Bei dieser Bewegung in der kalten Winternacht skandieren die Menschen in Shanghai auf den Straßen der Innenstadt: „Wir wollen keine Diktatur, wir wollen Demokratie.“ Nach 3 Jahren des Leidens unter Abriegelung und Kontrolle der Gesellschaft sind die Menschen wütend. pic.twitter.com/AZRFh6bbiE
– Vivian Wu (@vivianwubeijing) 26. November 2022
Während die chinesische Regierung möglicherweise dazu gedrängt wird, die COVID-Null-Politik zu lockern, wird dies zwangsläufig zu einem Anstieg der Fälle führen, für die China weniger gerüstet ist, da die Behörden die durch die Einhaltung von COVID-Null erworbene Zeit offenbar nicht aufgewendet haben zum Aufbau medizinischer Kapazitäten in Vorbereitung auf einen eventuellen Übergang weg von COVID-Null und weil in China hergestellte Impfstoffe weniger wirksam sind. Große chinesische Städte verzeichneten bereits vor Ausbruch der Proteste einen Anstieg der Fälle. Darüber hinaus hat die chinesische Regierung versucht, den Import wirksamerer westlicher Impfstoffe zu vermeiden – eine Manifestation des „Impfnationalismus“.

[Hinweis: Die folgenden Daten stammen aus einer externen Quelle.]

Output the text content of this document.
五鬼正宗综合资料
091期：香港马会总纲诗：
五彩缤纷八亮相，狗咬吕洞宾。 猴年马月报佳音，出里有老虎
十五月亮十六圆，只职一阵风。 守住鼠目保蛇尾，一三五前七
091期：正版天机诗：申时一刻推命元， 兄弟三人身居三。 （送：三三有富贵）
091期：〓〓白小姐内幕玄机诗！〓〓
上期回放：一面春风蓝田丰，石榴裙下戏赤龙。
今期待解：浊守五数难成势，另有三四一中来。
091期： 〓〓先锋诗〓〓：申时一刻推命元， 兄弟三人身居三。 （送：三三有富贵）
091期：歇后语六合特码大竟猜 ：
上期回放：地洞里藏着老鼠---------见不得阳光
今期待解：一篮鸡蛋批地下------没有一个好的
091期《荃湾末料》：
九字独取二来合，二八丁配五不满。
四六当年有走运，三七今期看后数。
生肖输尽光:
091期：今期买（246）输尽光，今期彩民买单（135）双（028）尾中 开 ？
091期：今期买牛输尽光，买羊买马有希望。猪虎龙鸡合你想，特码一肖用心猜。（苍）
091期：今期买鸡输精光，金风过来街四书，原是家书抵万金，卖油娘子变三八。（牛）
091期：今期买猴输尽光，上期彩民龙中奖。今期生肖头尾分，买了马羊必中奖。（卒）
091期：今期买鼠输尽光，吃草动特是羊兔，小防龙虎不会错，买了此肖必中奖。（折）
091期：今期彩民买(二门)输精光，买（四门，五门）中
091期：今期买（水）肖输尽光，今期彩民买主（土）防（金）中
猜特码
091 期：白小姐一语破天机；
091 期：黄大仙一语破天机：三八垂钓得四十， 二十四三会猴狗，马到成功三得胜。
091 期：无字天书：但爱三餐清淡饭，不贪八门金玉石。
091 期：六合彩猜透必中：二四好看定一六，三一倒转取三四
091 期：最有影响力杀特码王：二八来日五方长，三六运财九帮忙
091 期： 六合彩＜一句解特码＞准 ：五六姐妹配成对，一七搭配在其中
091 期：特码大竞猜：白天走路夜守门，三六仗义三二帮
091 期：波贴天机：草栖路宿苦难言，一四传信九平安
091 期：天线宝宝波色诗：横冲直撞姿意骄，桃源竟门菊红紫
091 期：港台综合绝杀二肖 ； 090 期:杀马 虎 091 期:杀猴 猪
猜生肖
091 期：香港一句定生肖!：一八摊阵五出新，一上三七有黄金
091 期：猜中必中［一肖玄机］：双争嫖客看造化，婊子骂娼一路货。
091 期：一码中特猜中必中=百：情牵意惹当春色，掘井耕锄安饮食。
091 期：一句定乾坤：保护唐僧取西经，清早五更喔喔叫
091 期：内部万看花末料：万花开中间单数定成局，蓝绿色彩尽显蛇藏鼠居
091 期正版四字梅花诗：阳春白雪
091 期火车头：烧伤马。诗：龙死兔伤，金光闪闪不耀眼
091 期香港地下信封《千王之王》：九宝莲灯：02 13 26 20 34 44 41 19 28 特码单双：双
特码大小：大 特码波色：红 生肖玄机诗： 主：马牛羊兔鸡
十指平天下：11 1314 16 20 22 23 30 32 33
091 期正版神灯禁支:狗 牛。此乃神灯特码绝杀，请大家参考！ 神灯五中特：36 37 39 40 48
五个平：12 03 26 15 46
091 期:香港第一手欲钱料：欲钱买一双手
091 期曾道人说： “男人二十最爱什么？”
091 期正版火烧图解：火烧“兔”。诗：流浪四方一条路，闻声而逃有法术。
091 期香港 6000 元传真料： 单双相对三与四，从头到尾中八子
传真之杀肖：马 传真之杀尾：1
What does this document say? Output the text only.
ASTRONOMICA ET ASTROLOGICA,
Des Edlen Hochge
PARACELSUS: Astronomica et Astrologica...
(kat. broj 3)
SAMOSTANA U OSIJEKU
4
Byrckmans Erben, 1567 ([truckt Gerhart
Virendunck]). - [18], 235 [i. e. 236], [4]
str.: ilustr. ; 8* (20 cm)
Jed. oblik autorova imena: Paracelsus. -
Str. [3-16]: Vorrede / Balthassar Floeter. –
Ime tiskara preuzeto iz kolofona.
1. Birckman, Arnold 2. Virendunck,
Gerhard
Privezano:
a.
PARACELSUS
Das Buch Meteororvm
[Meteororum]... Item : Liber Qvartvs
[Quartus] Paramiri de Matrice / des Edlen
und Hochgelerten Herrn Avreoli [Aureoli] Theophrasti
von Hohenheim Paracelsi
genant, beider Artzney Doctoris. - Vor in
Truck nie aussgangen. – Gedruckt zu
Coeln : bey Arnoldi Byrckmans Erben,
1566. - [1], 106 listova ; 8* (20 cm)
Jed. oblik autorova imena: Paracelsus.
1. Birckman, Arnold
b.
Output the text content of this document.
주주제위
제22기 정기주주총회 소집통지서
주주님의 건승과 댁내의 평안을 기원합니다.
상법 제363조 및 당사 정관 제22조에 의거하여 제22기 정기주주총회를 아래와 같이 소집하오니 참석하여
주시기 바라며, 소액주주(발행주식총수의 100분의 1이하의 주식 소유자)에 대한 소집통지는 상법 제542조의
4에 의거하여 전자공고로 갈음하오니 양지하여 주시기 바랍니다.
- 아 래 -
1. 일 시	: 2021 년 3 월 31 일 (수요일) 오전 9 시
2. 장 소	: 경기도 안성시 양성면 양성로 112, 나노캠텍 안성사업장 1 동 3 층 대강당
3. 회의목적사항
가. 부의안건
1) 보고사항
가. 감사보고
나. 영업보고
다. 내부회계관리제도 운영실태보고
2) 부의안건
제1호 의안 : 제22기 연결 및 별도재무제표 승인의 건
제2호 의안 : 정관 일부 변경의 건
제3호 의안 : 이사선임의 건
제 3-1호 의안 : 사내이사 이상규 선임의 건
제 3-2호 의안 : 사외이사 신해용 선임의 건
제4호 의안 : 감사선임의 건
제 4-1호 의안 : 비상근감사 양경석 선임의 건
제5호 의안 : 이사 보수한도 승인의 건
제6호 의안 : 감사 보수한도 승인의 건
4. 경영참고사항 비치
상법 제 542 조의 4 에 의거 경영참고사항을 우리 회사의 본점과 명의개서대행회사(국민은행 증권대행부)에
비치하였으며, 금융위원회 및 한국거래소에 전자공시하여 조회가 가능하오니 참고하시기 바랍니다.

Es mag die Hoffnung der chinesischen Führung gewesen sein, COVID-Null auf unbestimmte Zeit aufrechtzuerhalten, da es ihren Zwecken entsprechen könnte, eine zunehmende Distanz zwischen China und dem Rest der Welt herzustellen. Die wirtschaftliche Schockwelle, die sich aus dem möglichen Anstieg der Fälle ergibt, wird große Auswirkungen haben und der politischen Legitimität der gegenwärtigen KPCh-Führung, die so viel auf COVID-Null gesetzt hat, einen weiteren Schlag versetzen.
Unabhängig vom Ausgang der Proteste ist daher mit anhaltenden Unruhen zu rechnen.
Quelle. Brian Hioe, Proteste finden in ganz China statt, New Bloom: Radical Perspectives on Taiwan and the Asia Pacific, 11.